La subtrama sigue siendo la puesta en blanco y negro de lo que hasta el último gato de cualquier tejado conocía desde hace mucho tiempo ya —que los yanquis espían y se dicen y desdicen sin compasión, y mandan a morir y a matar—, pero de lo cual ahora tenemos las pruebas al alcance de la mano (por supuesto, al alcance de la mano de quien tenga Internet de banda ancha y tiempo que perder en los entresijos de la red global).
Porque la trama verdadera, que si uno presume de informado es la que se lee en El País y en El Nuevo Herald y en la BBC y en The New York Times y en el resto de la bobería mundial, es que una sueca haciéndose la sueca se llevó a Assange a la cama y ahora lo demanda porque la pobre se quedó dormida mientras el australiano hacía como que le hacía el amor, o porque se le rompió el condón (¿antes, durante, después?) o porque después no le telefoneó, o porque se fue del apartamento sin darle tiempo a comentarle lo aburrida que le resultó la noche.
Y con eso los diarios hacen su agosto, y llenan las primeras planas con enormes titulares: que si Assange tendrá derecho a fianza o no, que si Assange será por fin extraditado a Suecia, que si después de Suecia los yanquis lo van a secuestrar para desaparecerlo en Guantánamo, que si esto, que si lo otro, que si patatí, que si patatá…
En fin, que a estas alturas del juego todo el que día a día lea los periódicos se estará preguntando, finalmente, qué va a pasar con Assange y espera comiéndose las uñas la continuación de la wikinovela del día después.
Pero, la gran pregunta, como siempre, es otra muy otra y a nadie se le ha ocurrido todavía, y esa es la idea.
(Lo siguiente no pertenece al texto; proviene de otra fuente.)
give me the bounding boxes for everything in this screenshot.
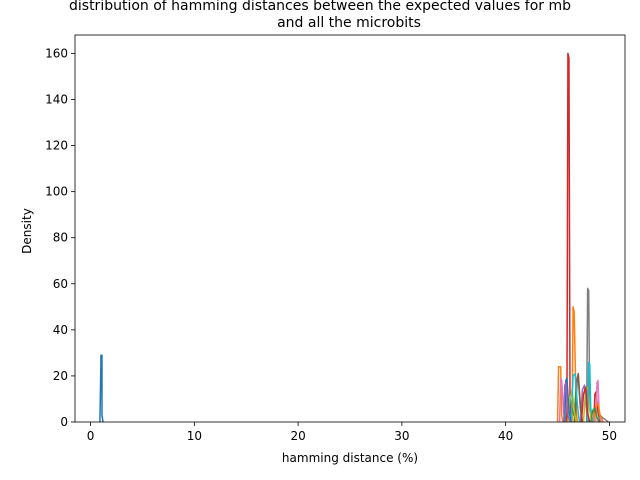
series-line-5	[566, 52, 572, 423]
y-axis: 0 20 40 60 80 100 120 140 160	[45, 46, 75, 429]
y-tick-label-0: 0	[60, 415, 68, 429]
y-tick-label-2: 40	[53, 323, 68, 337]
chart-title-line-1: distribution of hamming distances betwee…	[69, 0, 571, 14]
series-line-17	[564, 377, 572, 423]
series-line-19	[590, 407, 600, 423]
x-axis: 0 10 20 30 40 50	[87, 422, 617, 443]
series-line-12	[597, 414, 609, 423]
x-tick-label-3: 30	[394, 429, 409, 443]
y-axis-label: Density	[20, 208, 34, 254]
series-line-2	[571, 306, 579, 423]
x-axis-label: hamming distance (%)	[282, 451, 418, 465]
y-tick-label-3: 60	[53, 277, 68, 291]
series-line-0	[99, 354, 104, 423]
y-tick-label-5: 100	[45, 185, 68, 199]
y-tick-label-4: 80	[53, 231, 68, 245]
series-line-6	[593, 391, 601, 423]
series-line-16	[570, 372, 581, 423]
x-tick-label-5: 50	[602, 429, 617, 443]
axes-frame	[74, 34, 626, 423]
series-line-20	[580, 386, 591, 423]
plot-area	[99, 52, 609, 423]
y-tick-label-6: 120	[45, 139, 68, 153]
x-tick-label-1: 10	[187, 429, 202, 443]
x-tick-label-2: 20	[290, 429, 305, 443]
series-line-21	[563, 382, 571, 423]
x-tick-label-4: 40	[498, 429, 513, 443]
series-line-1	[556, 365, 564, 423]
y-tick-label-7: 140	[45, 93, 68, 107]
x-tick-label-0: 0	[87, 429, 95, 443]
chart-title-line-2: and all the microbits	[277, 15, 421, 31]
y-tick-label-1: 20	[53, 369, 68, 383]
y-tick-label-8: 160	[45, 46, 68, 60]
series-line-15	[586, 361, 594, 423]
Justo para eso es que se vierten toneladas de tinta adormecida en los periódicos cada amanecer y se revientan de megabytes tantas y cuantas páginas webs.
Porque lo cierto, a diez de últimas, es que ahí están las pruebas mondas y lirondas de que doña Hillary Clinton se pasó por debajo de la falda todo el protocolo de la diplomacia internacional y dio la orden, firmada de su puño y letra, de conseguir, luchar, robar, espiar para que a como diera lugar le pusieran sobre la mesa de su despacho las huellas digitales, las secuencias de ADN, las contraseñas de correo, y todo aquello que pudiera serle útil para extorsionar, chantajear, manipular y presionar al resto de los diplomáticos del mundo mundial.
Entonces, con todo aquello pesando sobre la Clinton, salta la prensa a decir que Assange es un violador temible, y que el soldado yanqui que le regaló los documentos secretos es un homosexual que se sentía humillado. ¡Cuánta casualidad! ¡Qué manera tan creativa, inocente, sana y novedosa de defender a la Secretaria de Estado!
Porque en honor a la verdad, ¿a quién rayos le importa qué va a pasar con el chismoso Assange? La gran pregunta, la que los periódicos deberían hacerse y hacerle a la gente si fueran serios y sirvieran para algo alguna vez, no tiene que ver con el australiano salta camas ni con su soplón uniformado.
La gran pregunta, destapado el basurero imperial, y con todos los trapos sucios de Washington puestos al sol, a secarse sin lavar, es preguntarse, después de tantas normas rotas de medio a medio, con la Hillary Clinton, ¿qué va a pasar?
Y, ¿sabe usted?, nada, nadita de nada le va a pasar. Que la casa siempre gana, y esa, mal que nos pese, es toda la verdad.